Eur Urol Supplements
INTRODUCTION & OBJECTIVES: Contemporary treatment trends for prostate cancer show increased rates of active surveillance. However, nationwide applicability of these reports is limited. Additionally, the impact of Commission on Cancer facility type and the single facility on prostate cancer treatment patterns is unknown. MATERIAL & METHODS: We used the National Cancer Data Base between 2004 and 2013 to identify men diagnosed with loco-regional prostate cancer. The cohort was stratified based on the National Comprehensive Cancer Network prostate cancer risk-classes. Cochran-Armitage tests evaluated temporal trends. Random effects hierarchical logit models assessed treatment variation at Commission on Cancer-facility and institution level. RESULTS: In 825,707 men, utilization of radiation therapy declined and utilization of radical prostatectomy increased for all prostate cancer risk-groups between 2004-2013 (p<0.0001). Observation for low-risk prostate cancer increased from 16.3% in 2004-2005 to 32.0% in 2012-2013 (p<0.0001). Significant treatment variation was observed based on Commission on Cancer-facility type. for all riskgroups, rates of treatment according to facility type ranged from 28.4% to 76.9% for radical prostatectomy, 3.6% to 16.2% for brachytherapy, 13.7% to 28.1% for external beam radiation therapy, 1.3% to 7.3% for androgen deprivation therapy, 4.6% to 19.1% for observation, and 0% to 2.1% for cryotherapy. The highest rates of observation for low-risk disease were observed in academic centers.
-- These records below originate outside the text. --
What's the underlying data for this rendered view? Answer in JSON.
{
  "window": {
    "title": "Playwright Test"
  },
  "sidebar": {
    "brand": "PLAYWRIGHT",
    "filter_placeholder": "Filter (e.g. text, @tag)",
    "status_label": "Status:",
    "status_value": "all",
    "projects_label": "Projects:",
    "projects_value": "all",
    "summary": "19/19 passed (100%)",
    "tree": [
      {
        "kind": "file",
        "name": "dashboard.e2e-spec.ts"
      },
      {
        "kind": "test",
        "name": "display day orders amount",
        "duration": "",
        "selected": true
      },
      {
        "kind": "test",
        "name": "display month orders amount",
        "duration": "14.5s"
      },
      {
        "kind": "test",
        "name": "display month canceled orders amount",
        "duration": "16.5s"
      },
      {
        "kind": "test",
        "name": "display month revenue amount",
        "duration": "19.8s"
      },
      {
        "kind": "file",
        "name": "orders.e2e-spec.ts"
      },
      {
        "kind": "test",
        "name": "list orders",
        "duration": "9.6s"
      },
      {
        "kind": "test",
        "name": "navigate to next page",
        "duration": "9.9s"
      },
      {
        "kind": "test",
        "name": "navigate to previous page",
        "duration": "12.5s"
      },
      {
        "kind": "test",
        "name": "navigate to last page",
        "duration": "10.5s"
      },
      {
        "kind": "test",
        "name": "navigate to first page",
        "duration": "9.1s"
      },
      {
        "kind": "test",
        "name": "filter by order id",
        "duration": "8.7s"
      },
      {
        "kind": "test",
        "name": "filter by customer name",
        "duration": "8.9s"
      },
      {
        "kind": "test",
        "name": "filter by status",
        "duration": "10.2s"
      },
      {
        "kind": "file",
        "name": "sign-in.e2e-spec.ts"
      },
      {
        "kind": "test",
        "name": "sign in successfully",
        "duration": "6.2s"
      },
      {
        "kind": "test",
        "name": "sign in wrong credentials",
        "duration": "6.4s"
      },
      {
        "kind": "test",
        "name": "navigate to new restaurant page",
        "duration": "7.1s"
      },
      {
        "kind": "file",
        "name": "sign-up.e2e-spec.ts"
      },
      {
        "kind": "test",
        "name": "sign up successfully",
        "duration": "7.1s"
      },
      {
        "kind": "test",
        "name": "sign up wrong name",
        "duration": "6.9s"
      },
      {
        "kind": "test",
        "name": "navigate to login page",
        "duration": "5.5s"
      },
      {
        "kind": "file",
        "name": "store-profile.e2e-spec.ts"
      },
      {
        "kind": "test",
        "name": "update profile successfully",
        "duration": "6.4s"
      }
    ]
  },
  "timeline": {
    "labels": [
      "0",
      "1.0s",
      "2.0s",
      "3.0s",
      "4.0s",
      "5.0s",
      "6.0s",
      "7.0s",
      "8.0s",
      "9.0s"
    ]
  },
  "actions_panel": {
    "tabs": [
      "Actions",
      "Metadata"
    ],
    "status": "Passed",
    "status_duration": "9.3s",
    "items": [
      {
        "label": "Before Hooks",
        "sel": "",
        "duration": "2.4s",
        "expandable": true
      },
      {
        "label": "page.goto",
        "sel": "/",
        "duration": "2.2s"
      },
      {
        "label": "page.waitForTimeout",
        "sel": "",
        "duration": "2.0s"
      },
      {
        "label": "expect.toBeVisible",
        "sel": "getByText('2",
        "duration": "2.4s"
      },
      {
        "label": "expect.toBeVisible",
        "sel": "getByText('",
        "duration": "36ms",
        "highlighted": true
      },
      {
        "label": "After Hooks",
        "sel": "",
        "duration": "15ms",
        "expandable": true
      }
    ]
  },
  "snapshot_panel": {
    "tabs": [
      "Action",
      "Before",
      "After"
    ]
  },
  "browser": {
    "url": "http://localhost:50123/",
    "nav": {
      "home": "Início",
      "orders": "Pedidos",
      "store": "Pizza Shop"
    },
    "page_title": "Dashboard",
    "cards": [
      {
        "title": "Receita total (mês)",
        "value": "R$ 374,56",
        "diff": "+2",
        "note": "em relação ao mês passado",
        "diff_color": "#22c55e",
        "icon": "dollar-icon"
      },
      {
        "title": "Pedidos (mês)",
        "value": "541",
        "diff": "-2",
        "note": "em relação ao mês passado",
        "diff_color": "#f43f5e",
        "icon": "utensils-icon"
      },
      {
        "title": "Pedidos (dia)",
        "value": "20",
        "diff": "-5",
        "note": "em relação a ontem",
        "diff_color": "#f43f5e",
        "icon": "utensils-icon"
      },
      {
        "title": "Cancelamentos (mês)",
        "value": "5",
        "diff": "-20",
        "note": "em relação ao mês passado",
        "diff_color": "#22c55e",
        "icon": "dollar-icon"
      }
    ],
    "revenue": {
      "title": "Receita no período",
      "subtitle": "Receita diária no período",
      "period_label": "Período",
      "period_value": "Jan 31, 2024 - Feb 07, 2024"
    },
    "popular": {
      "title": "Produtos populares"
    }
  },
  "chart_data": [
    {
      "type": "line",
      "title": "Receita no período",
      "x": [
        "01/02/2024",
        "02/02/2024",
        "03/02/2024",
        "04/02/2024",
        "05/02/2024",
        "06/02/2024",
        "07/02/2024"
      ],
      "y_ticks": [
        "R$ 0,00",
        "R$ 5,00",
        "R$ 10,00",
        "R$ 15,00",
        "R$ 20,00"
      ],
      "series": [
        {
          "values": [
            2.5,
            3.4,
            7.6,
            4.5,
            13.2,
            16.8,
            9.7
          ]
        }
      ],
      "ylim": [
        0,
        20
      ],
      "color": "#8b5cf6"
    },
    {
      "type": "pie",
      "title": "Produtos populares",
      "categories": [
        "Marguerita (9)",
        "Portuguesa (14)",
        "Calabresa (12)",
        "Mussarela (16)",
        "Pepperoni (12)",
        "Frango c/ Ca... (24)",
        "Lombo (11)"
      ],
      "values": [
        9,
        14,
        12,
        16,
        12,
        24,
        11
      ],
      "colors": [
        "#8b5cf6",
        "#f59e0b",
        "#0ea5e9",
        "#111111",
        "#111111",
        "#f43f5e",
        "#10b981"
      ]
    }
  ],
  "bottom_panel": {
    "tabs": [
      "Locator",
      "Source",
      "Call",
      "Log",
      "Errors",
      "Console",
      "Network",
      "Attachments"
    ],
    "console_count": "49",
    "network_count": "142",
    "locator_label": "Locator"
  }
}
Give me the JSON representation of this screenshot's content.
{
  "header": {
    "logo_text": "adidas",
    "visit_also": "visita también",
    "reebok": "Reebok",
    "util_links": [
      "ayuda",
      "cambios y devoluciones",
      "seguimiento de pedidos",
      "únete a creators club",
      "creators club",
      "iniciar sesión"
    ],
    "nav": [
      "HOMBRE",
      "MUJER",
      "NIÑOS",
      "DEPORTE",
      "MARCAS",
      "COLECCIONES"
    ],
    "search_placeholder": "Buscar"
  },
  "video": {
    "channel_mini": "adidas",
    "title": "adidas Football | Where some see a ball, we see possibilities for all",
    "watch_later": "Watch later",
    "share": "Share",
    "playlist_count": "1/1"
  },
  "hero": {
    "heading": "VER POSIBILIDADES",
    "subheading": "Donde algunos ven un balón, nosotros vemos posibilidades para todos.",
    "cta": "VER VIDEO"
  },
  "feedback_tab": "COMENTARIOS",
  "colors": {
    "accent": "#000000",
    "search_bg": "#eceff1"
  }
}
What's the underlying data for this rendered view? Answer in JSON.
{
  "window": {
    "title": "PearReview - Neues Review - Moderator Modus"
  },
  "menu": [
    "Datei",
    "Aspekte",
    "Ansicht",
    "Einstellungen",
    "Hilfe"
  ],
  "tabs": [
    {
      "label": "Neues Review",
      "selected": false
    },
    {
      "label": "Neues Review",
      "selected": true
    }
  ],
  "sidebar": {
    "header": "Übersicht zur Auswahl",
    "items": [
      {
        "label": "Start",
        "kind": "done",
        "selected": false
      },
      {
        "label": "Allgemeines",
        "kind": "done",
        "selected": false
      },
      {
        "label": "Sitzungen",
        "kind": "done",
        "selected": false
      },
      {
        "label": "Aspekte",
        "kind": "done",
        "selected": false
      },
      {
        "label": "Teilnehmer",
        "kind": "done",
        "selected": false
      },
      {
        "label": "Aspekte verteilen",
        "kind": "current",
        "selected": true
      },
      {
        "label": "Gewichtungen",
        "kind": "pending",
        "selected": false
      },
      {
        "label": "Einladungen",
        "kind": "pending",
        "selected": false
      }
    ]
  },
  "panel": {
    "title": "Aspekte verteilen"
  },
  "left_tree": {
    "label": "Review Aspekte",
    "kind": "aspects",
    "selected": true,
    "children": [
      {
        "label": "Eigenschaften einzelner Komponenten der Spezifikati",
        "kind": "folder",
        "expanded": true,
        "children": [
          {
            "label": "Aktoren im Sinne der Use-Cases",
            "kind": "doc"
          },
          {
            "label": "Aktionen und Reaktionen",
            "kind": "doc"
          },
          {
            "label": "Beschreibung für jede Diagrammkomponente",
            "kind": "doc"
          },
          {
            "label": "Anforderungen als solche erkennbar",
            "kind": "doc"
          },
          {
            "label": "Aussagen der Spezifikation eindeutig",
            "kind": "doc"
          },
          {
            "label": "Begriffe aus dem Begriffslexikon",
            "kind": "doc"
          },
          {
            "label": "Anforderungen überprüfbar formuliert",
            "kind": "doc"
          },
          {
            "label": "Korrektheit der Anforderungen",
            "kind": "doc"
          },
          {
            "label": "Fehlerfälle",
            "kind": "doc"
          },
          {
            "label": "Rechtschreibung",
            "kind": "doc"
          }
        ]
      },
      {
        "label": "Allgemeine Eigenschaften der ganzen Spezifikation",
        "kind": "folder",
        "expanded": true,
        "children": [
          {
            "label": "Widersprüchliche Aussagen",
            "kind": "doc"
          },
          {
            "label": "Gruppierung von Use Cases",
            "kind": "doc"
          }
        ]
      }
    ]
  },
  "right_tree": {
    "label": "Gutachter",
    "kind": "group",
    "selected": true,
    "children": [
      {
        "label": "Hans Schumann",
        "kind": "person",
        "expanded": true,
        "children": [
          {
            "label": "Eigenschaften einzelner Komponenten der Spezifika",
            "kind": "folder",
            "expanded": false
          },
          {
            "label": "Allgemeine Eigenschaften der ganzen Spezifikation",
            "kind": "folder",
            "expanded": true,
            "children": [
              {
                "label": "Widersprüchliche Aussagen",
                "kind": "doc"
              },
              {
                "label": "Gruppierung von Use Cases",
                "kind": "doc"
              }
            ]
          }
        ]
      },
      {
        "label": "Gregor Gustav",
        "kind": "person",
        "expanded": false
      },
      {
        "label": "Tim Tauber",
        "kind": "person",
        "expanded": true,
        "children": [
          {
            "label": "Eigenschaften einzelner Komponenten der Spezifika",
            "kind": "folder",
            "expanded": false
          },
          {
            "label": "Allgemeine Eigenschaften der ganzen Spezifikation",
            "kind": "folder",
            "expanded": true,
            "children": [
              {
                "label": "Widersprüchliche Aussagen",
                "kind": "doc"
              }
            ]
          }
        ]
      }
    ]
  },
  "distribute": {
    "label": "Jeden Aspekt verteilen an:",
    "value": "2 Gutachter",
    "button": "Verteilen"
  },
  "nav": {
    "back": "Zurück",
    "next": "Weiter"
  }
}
After adjusting for sociodemographic and facility factors, the highest proportions of treatment variation attributable to the single institution were observed for cryotherapy (59%, 95%CI 0.45-0.73) and brachytherapy (46%, 95%CI 38-53%), while the lowest proportion of treatment variation was observed for androgen deprivation therapy (14%, 95%CI 12-15%), and Observation (15%, 95%CI 14-17%). The results were consistent in the sensitivity analysis and in all National Comprehensive Cancer Network risk-groups. CONCLUSIONS: The increased utilization of observation in low-risk prostate cancer is an encouraging finding, which appears to be mainly derived by a decrease in radiotherapy utilization in this risk group. Regardless of tumor characteristics, significant variations in treatment modality exist among different facility types and institutions. Policy makers should address these variations to harmonize prostate cancer treatment.